Le président du tribunal de première instance de Namur Christian Panier, siégeant en référé, a entendu les arguments de la SA Sotegec représentée par son administrateur M. Pierre Louis qui a assigné le conseiller communal namurois Arnaud Gavroy pour lui faire interdire préventivement de tenir: «plusieurs critiques et/ou accusations injustes en contre-pied de la vérité» et ce par «quelque moyen de communication que ce soit». La plainte déposée par la Sotegec à l'encontre du conseiller Ecolo fait suite aux révélations que ce dernier avait faites concernant les liens étroits entre le bourgmestre de Namur Bernard Anselme et la société d'ingénierie et de travaux publics. Les mandataires de la minorité CdH et Ecolo avaient soulevé une série de questions devant un conseil communal extraordinaire et mis en cause le bourgmestre Anselme dans les méthodes de passation de marchés publics.
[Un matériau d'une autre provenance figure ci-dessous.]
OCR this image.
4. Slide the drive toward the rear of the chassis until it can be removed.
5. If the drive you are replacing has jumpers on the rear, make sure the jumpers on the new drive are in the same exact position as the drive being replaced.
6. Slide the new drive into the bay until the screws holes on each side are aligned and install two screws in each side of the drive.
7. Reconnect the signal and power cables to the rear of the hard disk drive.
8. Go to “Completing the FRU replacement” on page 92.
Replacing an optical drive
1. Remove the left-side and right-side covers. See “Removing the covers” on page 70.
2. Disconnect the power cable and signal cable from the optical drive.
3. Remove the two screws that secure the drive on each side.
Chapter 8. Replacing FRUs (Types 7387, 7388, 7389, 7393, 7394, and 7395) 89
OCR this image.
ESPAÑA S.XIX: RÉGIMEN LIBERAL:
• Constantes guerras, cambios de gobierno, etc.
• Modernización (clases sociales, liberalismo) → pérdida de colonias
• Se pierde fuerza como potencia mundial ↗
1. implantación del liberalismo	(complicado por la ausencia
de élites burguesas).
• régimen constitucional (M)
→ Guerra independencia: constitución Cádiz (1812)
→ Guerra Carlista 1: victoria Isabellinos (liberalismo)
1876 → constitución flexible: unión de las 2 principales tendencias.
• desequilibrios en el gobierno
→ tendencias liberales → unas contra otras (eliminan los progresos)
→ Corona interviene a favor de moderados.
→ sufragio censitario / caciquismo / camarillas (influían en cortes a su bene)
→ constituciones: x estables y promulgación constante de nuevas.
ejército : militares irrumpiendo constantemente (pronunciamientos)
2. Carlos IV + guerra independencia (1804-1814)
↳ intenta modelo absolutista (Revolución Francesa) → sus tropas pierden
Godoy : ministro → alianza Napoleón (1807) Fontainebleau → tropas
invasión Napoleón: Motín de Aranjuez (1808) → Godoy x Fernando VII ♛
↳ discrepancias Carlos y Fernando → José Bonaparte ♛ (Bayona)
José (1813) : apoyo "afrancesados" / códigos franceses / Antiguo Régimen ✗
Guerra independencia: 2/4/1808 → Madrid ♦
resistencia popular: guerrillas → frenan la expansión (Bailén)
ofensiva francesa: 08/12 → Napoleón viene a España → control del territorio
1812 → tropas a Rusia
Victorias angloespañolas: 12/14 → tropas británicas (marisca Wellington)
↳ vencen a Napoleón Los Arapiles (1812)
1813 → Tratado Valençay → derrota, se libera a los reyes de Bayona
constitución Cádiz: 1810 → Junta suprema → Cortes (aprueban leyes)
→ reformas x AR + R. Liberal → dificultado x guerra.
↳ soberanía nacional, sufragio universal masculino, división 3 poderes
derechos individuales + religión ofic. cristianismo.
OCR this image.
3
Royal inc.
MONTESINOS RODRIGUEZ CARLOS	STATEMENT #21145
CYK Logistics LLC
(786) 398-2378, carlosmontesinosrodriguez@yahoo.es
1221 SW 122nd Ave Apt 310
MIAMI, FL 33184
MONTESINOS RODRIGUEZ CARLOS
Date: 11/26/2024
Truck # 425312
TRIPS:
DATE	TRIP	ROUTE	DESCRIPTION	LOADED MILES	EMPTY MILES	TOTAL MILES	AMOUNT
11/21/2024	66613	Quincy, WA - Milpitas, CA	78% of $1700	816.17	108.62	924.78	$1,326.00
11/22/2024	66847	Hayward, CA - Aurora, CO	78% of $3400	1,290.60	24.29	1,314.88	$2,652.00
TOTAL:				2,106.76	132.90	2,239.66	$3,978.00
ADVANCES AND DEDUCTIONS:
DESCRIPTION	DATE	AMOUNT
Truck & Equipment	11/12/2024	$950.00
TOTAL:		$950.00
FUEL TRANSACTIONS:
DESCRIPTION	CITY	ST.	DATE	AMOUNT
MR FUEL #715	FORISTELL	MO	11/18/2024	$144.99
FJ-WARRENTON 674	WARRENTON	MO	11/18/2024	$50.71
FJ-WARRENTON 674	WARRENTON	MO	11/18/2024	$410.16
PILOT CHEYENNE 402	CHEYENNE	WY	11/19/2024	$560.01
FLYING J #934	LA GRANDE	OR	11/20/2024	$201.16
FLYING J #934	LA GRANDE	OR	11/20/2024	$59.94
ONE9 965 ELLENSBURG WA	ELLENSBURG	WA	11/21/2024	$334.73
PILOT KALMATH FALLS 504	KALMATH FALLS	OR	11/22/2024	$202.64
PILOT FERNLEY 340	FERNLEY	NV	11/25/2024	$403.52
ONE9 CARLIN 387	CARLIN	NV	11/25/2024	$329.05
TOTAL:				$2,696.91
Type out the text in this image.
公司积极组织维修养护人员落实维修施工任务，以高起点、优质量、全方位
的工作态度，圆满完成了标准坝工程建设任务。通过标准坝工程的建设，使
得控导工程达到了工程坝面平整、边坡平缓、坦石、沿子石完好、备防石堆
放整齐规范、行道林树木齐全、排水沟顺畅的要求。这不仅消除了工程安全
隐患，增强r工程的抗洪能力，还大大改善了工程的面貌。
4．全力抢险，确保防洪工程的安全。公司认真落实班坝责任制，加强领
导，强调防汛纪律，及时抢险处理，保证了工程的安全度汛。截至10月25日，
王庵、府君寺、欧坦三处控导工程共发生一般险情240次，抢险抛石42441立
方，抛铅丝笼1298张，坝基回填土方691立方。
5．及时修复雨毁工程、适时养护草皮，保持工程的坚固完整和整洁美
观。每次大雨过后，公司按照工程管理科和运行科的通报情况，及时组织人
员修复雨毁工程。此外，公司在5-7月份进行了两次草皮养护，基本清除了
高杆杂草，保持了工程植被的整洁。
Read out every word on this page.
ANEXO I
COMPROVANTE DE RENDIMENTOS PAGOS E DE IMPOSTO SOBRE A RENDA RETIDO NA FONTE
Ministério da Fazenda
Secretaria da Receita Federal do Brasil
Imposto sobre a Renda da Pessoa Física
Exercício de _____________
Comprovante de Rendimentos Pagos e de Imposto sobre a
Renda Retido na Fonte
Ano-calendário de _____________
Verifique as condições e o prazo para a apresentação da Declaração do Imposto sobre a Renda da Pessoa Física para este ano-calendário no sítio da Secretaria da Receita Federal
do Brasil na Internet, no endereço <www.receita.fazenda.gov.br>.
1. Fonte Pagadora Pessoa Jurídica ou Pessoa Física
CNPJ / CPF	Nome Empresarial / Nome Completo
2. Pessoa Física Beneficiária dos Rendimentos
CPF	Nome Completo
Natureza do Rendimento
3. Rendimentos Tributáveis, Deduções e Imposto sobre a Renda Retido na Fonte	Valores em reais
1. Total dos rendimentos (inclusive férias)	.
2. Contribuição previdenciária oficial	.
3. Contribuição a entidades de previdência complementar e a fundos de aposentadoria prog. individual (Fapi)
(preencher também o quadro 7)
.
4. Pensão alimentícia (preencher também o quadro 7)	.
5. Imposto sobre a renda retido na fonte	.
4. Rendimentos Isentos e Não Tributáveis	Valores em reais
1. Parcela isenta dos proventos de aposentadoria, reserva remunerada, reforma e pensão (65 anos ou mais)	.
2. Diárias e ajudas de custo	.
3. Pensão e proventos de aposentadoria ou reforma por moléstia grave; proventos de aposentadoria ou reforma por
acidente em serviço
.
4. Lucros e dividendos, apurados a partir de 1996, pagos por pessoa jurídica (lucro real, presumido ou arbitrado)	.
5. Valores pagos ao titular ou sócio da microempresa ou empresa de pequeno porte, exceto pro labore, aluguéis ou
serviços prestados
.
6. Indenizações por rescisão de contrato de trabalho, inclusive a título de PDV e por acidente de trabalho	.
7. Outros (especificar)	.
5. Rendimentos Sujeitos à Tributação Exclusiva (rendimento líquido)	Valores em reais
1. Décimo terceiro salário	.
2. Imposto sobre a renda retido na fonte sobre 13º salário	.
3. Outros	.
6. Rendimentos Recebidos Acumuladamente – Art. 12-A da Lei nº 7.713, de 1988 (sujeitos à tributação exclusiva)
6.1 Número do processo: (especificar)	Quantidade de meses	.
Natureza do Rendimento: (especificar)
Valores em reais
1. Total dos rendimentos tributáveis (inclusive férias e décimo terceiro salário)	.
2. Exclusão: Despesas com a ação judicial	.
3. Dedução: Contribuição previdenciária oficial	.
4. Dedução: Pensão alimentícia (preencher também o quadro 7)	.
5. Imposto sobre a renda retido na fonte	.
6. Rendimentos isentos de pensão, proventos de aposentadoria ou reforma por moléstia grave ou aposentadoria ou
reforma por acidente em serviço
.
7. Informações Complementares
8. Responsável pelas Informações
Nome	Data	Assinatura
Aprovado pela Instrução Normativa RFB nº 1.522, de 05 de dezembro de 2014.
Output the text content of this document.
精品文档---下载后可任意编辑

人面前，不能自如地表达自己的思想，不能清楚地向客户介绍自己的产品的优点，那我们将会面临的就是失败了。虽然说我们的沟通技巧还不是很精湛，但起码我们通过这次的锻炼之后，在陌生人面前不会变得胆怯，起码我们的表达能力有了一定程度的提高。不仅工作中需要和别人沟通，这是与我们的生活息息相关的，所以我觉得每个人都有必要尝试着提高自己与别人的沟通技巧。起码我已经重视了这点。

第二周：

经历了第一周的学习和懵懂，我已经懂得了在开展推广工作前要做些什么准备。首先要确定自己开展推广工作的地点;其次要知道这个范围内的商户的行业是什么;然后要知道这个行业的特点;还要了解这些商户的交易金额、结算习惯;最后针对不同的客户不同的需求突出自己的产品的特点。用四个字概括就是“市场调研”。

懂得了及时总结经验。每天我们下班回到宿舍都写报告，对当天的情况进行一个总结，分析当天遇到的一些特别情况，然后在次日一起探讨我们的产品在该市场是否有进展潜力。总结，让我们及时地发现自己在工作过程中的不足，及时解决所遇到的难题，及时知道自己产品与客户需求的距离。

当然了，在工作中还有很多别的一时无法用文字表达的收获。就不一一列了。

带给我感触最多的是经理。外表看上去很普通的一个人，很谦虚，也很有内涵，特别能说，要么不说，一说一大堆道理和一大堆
Me Rons a plaidé, pour M. Louis et la Sotegec qu'il représente, que les propos tenus par Arnaud Gavroy tant devant le conseil communal qu'en conférences de presse sont des allégations totalement fausses et donc de nature à mettre l'avenir de la société en péril. Reprenant les différents dossiers incriminés du hall sportif de St-Servais, du commissariat de Police d'Hastedon et de la salle des mariages de la Citadelle, l'avocat a rappelé que tous les travaux supplémentaires à la soumission initiale ont été effectués à la demande du maître de l'ouvrage, la Ville de Namur. Mais, pour Me Dermagne, en plus de l'exception de libellé obscur, la citation lancée tente de faire peur au conseiller communal Gavroy et de restreindre la liberté d'expression spécifiquement prévue dans la Constitution belge. L'avocat dinantais a demandé la nullité de la citation en ce qu'il n'est pas possible de limiter préventivement la libre manifestation des idées et opinions. Le président Panier a prononcé la clôture des débats et annoncé le prononcé de son ordonnance pour le mardi 27 juin.